Case studies Publication Date 27 October 2021 Published 27 Oct 2021
Paris Schools Refurbishments
The City of Paris has used Energy Performance Contracts (EPCs) to refurbish 240 schools in two phases, with a third phase now underway. The refurbishments, tailored to each school, include window renovations and the installation of LED lighting, sensors, insulation and new boiler systems.
Phase 1 EPC for 20 years.
Phase 2 EPC for 15 years.
Phase 3 EPC for 6 years.
- Commissioner: City of Paris
- Contractor: Nov’ecoles (ESCO)
- Financier: European Investment Bank through the European Local Energy Assistance (ELENA) programme
- The Parisian building sector accounts for 64% of the city’s energy consumption. Schools are extremely energy intensive due to old infrastructure.
- The City of Paris’s Climate Action Plan, therefore, aims to reduce the energy consumption of municipal buildings by 60% as part of an overall strategy to achieve carbon neutrality by 2050.
- The high initial upfront costs associated with the installation and retrofitting of energy saving infrastructure act as a deterrence to the uptake of such technologies.
- EPCs are an innovative form of contracting using a pay-for-performance mechanism in which the city government strikes an EPC agreement with an energy service company (ESCO), committing the ESCO to financing an energy-efficiency project with a performance guarantee.
- Allows governments and other building owners to repay their investments from realised energy savings over a set period of time.
- If the project underperforms and the agreed energy savings are not achieved, the ESCO pays the difference in cost borne by the government authority.
- This performance driven model is different to the price driven model seen in traditional contracting.
Results and impact
- Successful financing: The first phase of the project was largely financed through lenders. The European Local Energy Assistance (ELENA) programme, covered 90% of the costs of project preparation and follow-up. The EPC signed in 2011 with ESCO Nov’ecoles financing the upfront costs of the retrofit work - an investment of EUR28 million (USD43 million), which was paid when the works were completed and project performance verified.
- Successful first and second phase: The 100 schools in the first phase achieved a 33-38% reduction in energy consumption from 2004 levels, saving around 2,300 tCO2 annually and exceeding the original 30% goal. The results of the second phase are still being calculated. A third phase is in progress and will involve another 40 schools to be upgraded.
- A scaled program reduced costs: The costs of subsequent projects in the second and third phases were typically lower as the City of Paris paid upfront costs of the refurbishments without borrowing or seeking external funding. Lessons learnt from the first and second phases have been applied to phase three which has reduced the cost and complexity of procurement.
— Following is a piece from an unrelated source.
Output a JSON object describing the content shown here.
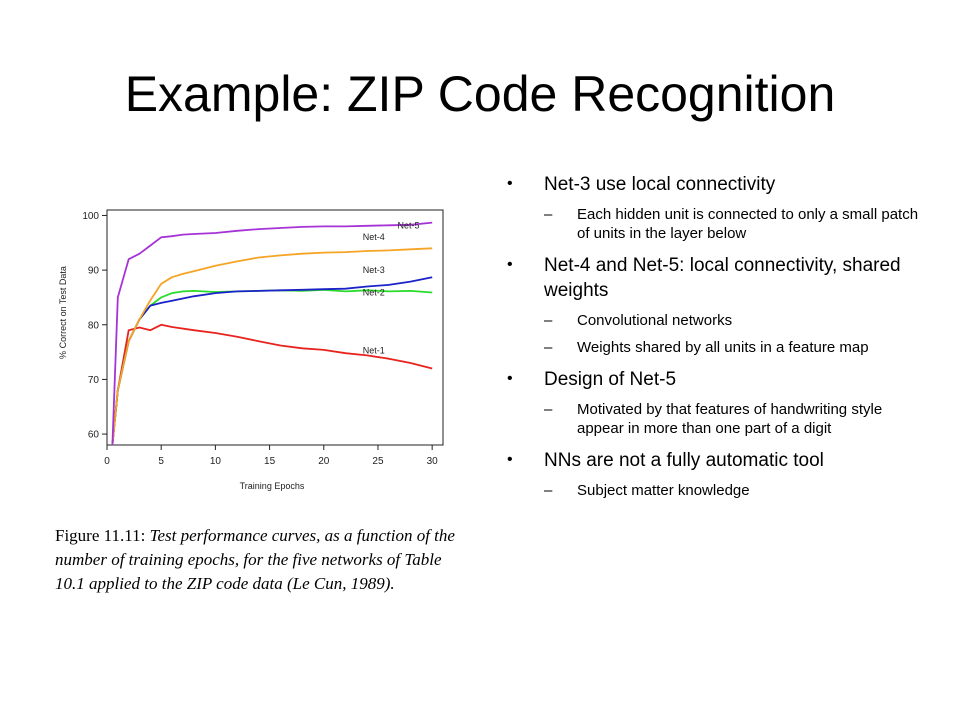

- Widespread applications: Because of the programme’s success, the City of Paris is now using EPCs to carry out energy efficiency refurbishments of its public swimming pools and is looking to extend the programme further.
Key lessons learnt
- Innovative performance contracting: The methodology of EPC differs from traditional contracting, which is invariably price-driven. Performance contracting is results-driven as the risks of underperformance are transferred to ESCOs.
- Guaranteed performance: The EPCs involved a guarantee by the ESCO that the savings will be achieved. As the ESCOs are to bear the financial consequences of underperformance, they are incentivised to deliver on the contractual energy saving guarantees. The ESCOs have the expertise and means to deliver on these guarantees as the onus of project design, feasibility studies, implementation of retrofits works, ongoing maintenance, and data monitoring resides with them.
- Setting precise energy consumption baseline: To accurately assess performance, it is imperative for ESCOs to conduct thorough baseline studies to collect good baseline data for later comparison. Feasibility studies are also crucial to establish which schools will actually benefit from the upgrades.
- Funded by cash flow: As the government is paying an ongoing performance fee over a long period of time rather than an upfront cost of upgrades, the EPC has allowed repayment of initial investment through cash flows from energy savings rather than initial capital expenditure. The project has become self-funded rather than debt-funded.